You could always use the "bored at work" network — millions of bored office workers [who] blog, Tweet, Facebook and IM all day, according to Jonah Peretti, CEO of BuzzFeed and co-founder of The Huffington Post. Timing is everything in life, isn't it? People do enjoy watching a train wreck as well.
You may notice there was a conversation about targeting in the comments to Beth's post. The valid point is to remember that getting to know who equals getting a clue — or a series of clues. You start with an idea of who that person/those people are, and learn more about them as you interact and experience the relationship.
Branding. It's not what you think
You probably learned mathematics in the same way I did — with the symbols, and not the quantities. If you can't tell the difference, let's run a little test. Twelve, what do you see? Maybe you do see the number 12, maybe you see twelve flowers (do send white roses).
How about two hundred and thirty four? What do you see now? That's what I thought. A curtain comes down in your mind and it has the number painted on it.

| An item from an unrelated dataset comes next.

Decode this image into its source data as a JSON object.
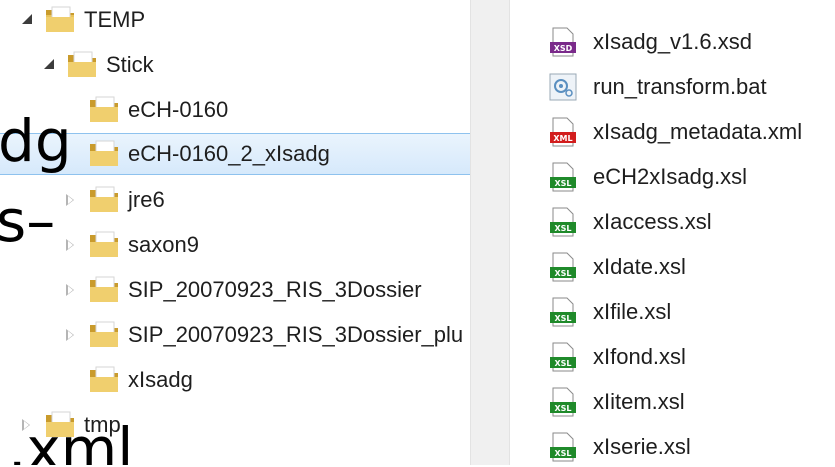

It happens the same when I say branding. A curtain comes down and all you see is logos and colors, and spiffs, you know, that stuff imprinted with the logo, choice of fonts — all those things that dress up company xyz. The term has been so misused that some would rather not use it at all.
Branding defines what you stand for — that core purpose, the ethos, which shares a root with ethics. It can drive preference, why we call parts of marketing demand generation, and it creates culture.

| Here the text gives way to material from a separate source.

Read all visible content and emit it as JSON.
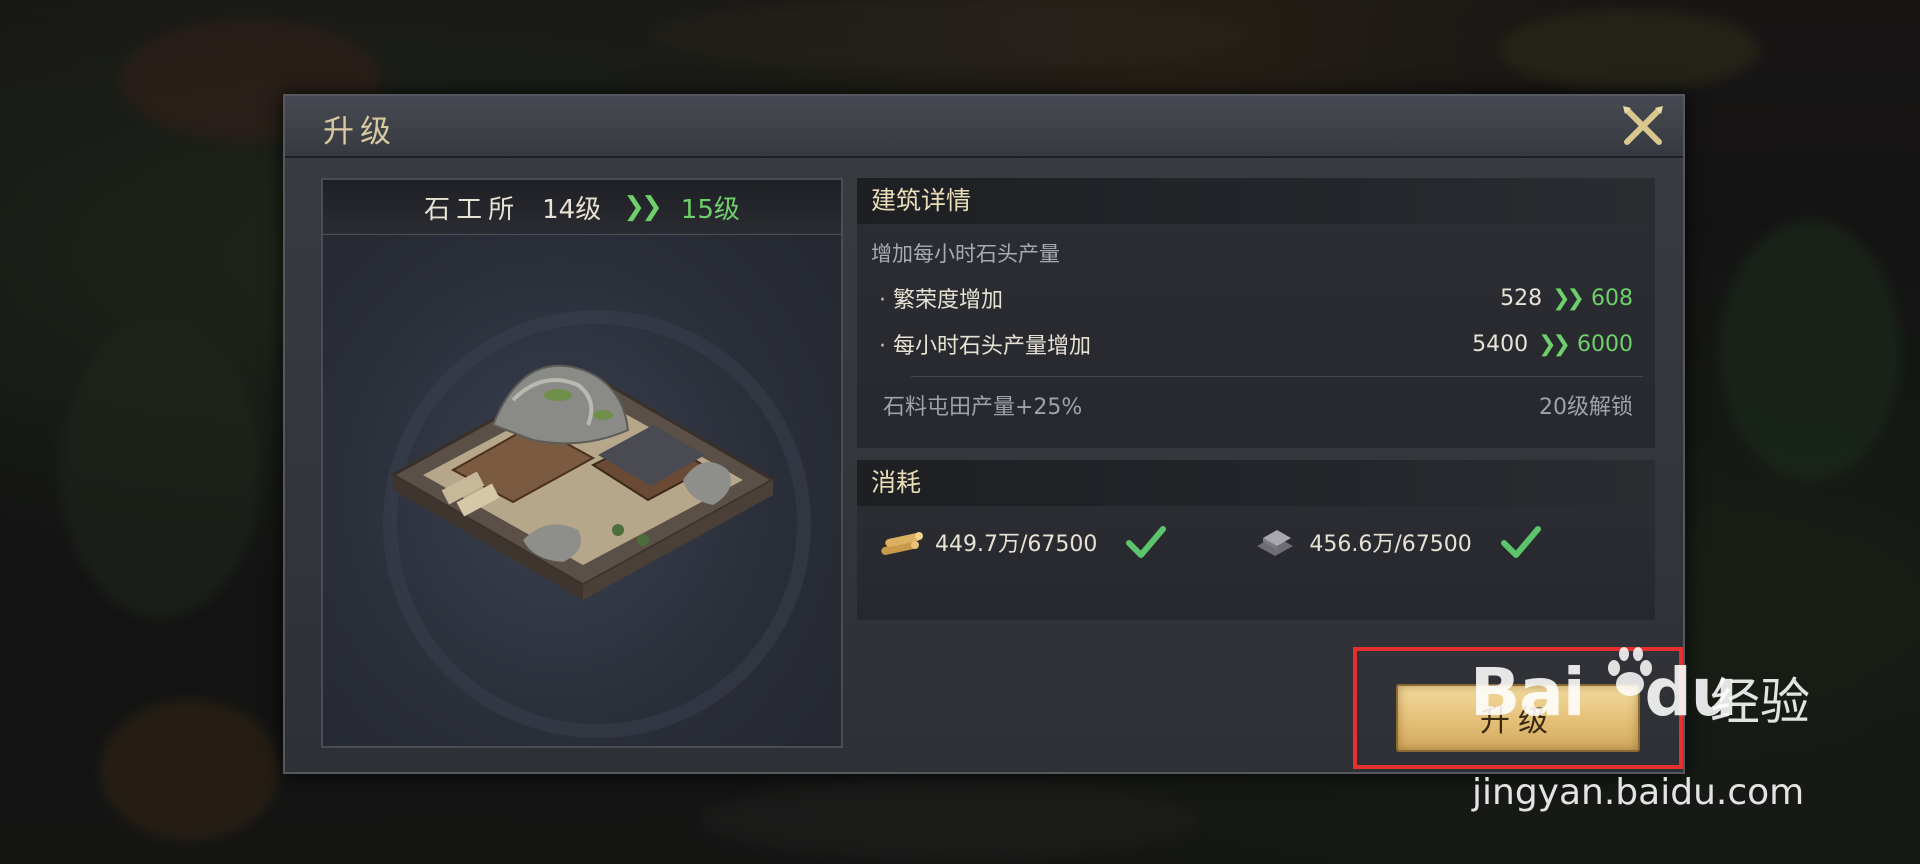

Ask not what your brand can do for you…
But what makes what you do a meaningful social experience. True, not all customers are looking to have a relationship with you to buy from you. All customers are social creatures and behave that way. Guess what customers expect of a brand?
I've been researching many examples of social interactions, online and off line. Whether they want a relationship with you or not to buy, what customers expect from your organization and brand in social is that you are listening and responding. A behavior. Look at that, markets are indeed conversations.
Mark Earls clarifies what are social networks for? Social networks are not channels for advertisers or for the
adverts/memes you, your clients or any of your so-called "influentials"
create, social networks are for all of the people who participate in the network.
BTW, if you want to see the difference in what the mindsets look like, do glance at the comments to Mark's post. Even bots need to make sense to fit in a conversation.
If you think this is interesting but of no commercial value, think again.
This is a post packed with information about social. Hopefully it connects some dots for you. Think about it, ask questions, test and examine it. It's part of a master conversation we will have at SxSW next year (yes, my solo proposal was accepted on September 20).